A new wave of synthetic drugs is causing overdoses across the country. (Credit: busliq/shutterstock)

An explosion of strange new narcotics is hitting the streets, as clandestine chemists rush to produce drugs that exist outside the law.

One United Nations report tallied 644 new drugs discovered across 102 countries and territories between 2008 and 2015. And in an interview last year, a Drug Enforcement Administration spokesperson said they encounter previously unheard of drugs on an almost weekly basis.

Known as new psychoactive substances (NPS), these drugs appear faster than governments can ban them — not that banning does much. But the speed means drug users sometimes don’t know what they’re taking. And in cases of overdose, medical professionals are sometimes at a loss for how to treat patients.

A newly released study funded by the Office of National Drug Control Policy gives a small picture into just how bad the problem is. A team of researchers in Maryland wanted to see the prevalence of new drugs in hospital visits, especially synthetic cannabinoids (SC), drugs colloquially known as “Spice” or “K2” that can mimic some of the effects of marijuana.

Rashes of overdoses across the U.S. have been linked to synthetic cannabinoids, including last week when more than 100 people overdosed (but didn’t die) in New Haven, Connecticut, in just 48 hours. These new drugs have been implicated in “zombielike” behavior, psychosis, cardiac arrest and seizures, or have been laced with brodifacoum, a rat poison.

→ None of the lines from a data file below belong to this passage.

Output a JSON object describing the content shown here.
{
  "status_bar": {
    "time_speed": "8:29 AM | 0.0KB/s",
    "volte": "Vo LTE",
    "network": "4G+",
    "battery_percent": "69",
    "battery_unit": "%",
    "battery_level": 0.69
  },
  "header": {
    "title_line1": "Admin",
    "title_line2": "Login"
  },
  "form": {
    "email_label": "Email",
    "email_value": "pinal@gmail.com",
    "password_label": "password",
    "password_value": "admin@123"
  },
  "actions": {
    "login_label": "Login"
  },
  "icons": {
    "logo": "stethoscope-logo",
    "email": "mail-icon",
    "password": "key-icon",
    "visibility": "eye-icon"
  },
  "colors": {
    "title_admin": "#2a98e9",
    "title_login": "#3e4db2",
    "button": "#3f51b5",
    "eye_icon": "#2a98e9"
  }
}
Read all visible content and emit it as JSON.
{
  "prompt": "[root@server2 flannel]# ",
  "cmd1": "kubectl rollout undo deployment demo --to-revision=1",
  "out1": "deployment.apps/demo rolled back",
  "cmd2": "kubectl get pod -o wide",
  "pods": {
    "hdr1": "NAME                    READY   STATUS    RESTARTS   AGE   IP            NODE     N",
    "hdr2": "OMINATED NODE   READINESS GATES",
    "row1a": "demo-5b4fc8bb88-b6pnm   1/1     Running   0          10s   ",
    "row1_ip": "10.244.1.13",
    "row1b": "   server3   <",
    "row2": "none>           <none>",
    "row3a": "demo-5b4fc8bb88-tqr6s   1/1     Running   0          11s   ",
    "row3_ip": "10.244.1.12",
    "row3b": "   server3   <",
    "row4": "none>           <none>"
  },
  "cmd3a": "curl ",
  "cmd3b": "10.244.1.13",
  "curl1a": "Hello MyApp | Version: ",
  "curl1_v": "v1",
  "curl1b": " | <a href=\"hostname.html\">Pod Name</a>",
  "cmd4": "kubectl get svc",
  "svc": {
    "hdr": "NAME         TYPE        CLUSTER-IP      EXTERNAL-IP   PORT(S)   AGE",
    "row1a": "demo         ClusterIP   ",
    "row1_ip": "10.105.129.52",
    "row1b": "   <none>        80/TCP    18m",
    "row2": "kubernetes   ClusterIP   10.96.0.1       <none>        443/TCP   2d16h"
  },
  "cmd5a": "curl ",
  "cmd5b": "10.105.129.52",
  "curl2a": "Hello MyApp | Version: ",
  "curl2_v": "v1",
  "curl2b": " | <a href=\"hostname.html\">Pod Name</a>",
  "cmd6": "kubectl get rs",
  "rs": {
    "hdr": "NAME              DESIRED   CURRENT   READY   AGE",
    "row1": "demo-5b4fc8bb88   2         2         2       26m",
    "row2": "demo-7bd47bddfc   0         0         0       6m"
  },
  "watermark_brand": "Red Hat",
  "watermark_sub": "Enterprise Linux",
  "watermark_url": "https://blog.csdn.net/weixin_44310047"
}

So there’s strong incentive for emergency rooms to know what they’re dealing with. Yet this group of researchers at the ONDCP found it was harder than they expected to figure out what specific drugs were causing these overdoses.

What’s In Your Urine?

In 2016, the researchers obtained nearly 200 urine samples from two hospital emergency departments in Maryland and screened for 169 different drugs, including 26 synthetic cannabinoids. They wanted to include more, but in some cases, these drugs are so new that reference standards for urine testing didn’t yet exist. Typically, the hospitals screen for less than nine drugs — but not any synthetic cannabinoids.

The 175 patients who provided their pee either showed up in the ER complaining of symptoms related to SC use, were caught with it by police or medical staff, or seemed to be agitated, hallucinating, or unresponsive thanks to an unknown drug.

Yet only one sample came back positive for SCs, which suggested that these overdoses were caused by drugs not included in the test panel. So a year later, the researchers retested the urine for an additional 20 synthetic cannabinoid metabolites.

Still, only about a quarter of the specimens returned with positive results, which was much lower than expected. The most commonly found synthetic cannabinoid was MDMB-FUBINACA, which is now illegal, but has been sold in vaporizer e-liquids and was linked to 25 deaths and hundreds of hospitalizations in Russia, according to the state-controlled news site RT.

“Even after we excluded the persons enrolled in the study for agitation from an unknown cause, we found that the percentage testing positive for SC only increased to about 24 percent in each hospital,” the researchers wrote. “On the other hand, these specimens were found to contain a variety of other drugs, many in combination with one another, that had likely caused their symptoms.”

Testing, Testing…

Even with the 175 patients tested in this study, it’s a small sample size that may not represent the majority of people who use synthetic cannabinoids, especially given the high rate of multiple drug use in these cases. An average of 91 percent of those who tested positive for SC in this study had at least one other drug in their system.

And it’s not clear if the patients always knew what they were taking — they may not have even known they were taking SCs — but certain chemical combos can have different adverse effects.

“The continuously changing nature of the substances available make it difficult to develop urine tests for all of the new drugs as quickly as they are discovered,” the scientists wrote. “Even though we re-tested our specimens with a larger panel of SC metabolites, it is still possible that our results underdetected the SC that these patients might have used.”

Some patients were not included in the study because urine samples couldn’t be obtained. It’s also possible that some urine samples degraded before they could be detected.

This study demonstrates how difficult it is — and how ill-equipped most hospitals are — to detect and treat overdoses from new psychoactive substances. Even if your urine screen can expose hundreds of chemicals, it needs to be updated frequently, which is why some compare this issue to a game of Whac-a-Mole. As soon as one drug is made illegal, another, often more deadly drug, takes its place.